Tambour, sas ou entrée
Ceci fait, tournons-nous vers le tambour, détail architectural très populaire dans l’archipel, depuis les tous débuts de la colonie.
Le tambour, c’est le joyau de ce que les professionnels de l’histoire aiment appeler l’architecture vernaculaire . D’ailleurs, si le sujet vous intéresse, rendez-vous à la section “architecture locale” de l’Arche Musée et Archives de Saint-Pierre et Miquelon et visionnez les nombreuses capsules vidéo sur le sujet.
À Saint-Pierre et Miquelon – cerné de toutes parts par la mer et les grands vents – on n’ouvre pas sa porte sans précautions! Vu le vent, la neige, la force des bourrasques (et parfois même des embruns, dépendant d’où la maison est située) il est bon de disposer d’un espace entre le confort du chez-soi et dame nature. Une zone tampon, si vous préférez. D’où l’intérêt du tambour.
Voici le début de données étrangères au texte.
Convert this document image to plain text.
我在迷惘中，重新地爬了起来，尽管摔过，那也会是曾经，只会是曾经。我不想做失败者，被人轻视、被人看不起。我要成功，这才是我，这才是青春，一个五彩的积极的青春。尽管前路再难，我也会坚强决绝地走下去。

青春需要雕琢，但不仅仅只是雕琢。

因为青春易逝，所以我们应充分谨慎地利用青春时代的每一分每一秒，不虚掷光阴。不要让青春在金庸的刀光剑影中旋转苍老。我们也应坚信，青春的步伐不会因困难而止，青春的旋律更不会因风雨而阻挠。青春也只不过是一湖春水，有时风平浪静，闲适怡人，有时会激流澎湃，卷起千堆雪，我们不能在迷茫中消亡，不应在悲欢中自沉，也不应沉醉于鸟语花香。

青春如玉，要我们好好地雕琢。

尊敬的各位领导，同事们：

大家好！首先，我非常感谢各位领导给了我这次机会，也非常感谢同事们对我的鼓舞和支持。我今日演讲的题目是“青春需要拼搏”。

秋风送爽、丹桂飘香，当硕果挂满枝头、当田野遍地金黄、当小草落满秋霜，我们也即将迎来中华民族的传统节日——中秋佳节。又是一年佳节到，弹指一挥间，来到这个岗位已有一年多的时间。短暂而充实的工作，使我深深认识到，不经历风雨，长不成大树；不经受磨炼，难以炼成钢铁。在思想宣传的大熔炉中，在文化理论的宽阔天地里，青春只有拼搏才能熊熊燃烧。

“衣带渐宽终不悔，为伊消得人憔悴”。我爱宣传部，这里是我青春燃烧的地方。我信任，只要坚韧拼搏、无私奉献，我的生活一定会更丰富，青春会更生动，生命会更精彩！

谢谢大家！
Je m’empresse de préciser que dans notre région de l’Heure de l’Est, Saint-Pierrais et Miquelonnais ne sont pas les seuls à l’avoir adopté.
J’en ai vu dans les rues d’Halifax et même à Bonavista. Il y en a peut-être même chez vous, chers lecteurs et lectrices. Si c’est le cas, n’hésitez pas à nous le laisser savoir.
Quelle histoire!
Le tambour n’est pas une invention moderne, pas du tout! 35 ans après le retour définitif de Saint-Pierre et Miquelon à la France, en 1851, le Commandant de la colonie prenait un arrêté pour en spécifier les dimensions maximales. Il décrétait aussi l’utilisation exclusive du tambour temporaire. On le mettait, au plus tôt, le 1er novembre et on le retirait, au plus tard, le 15 avril.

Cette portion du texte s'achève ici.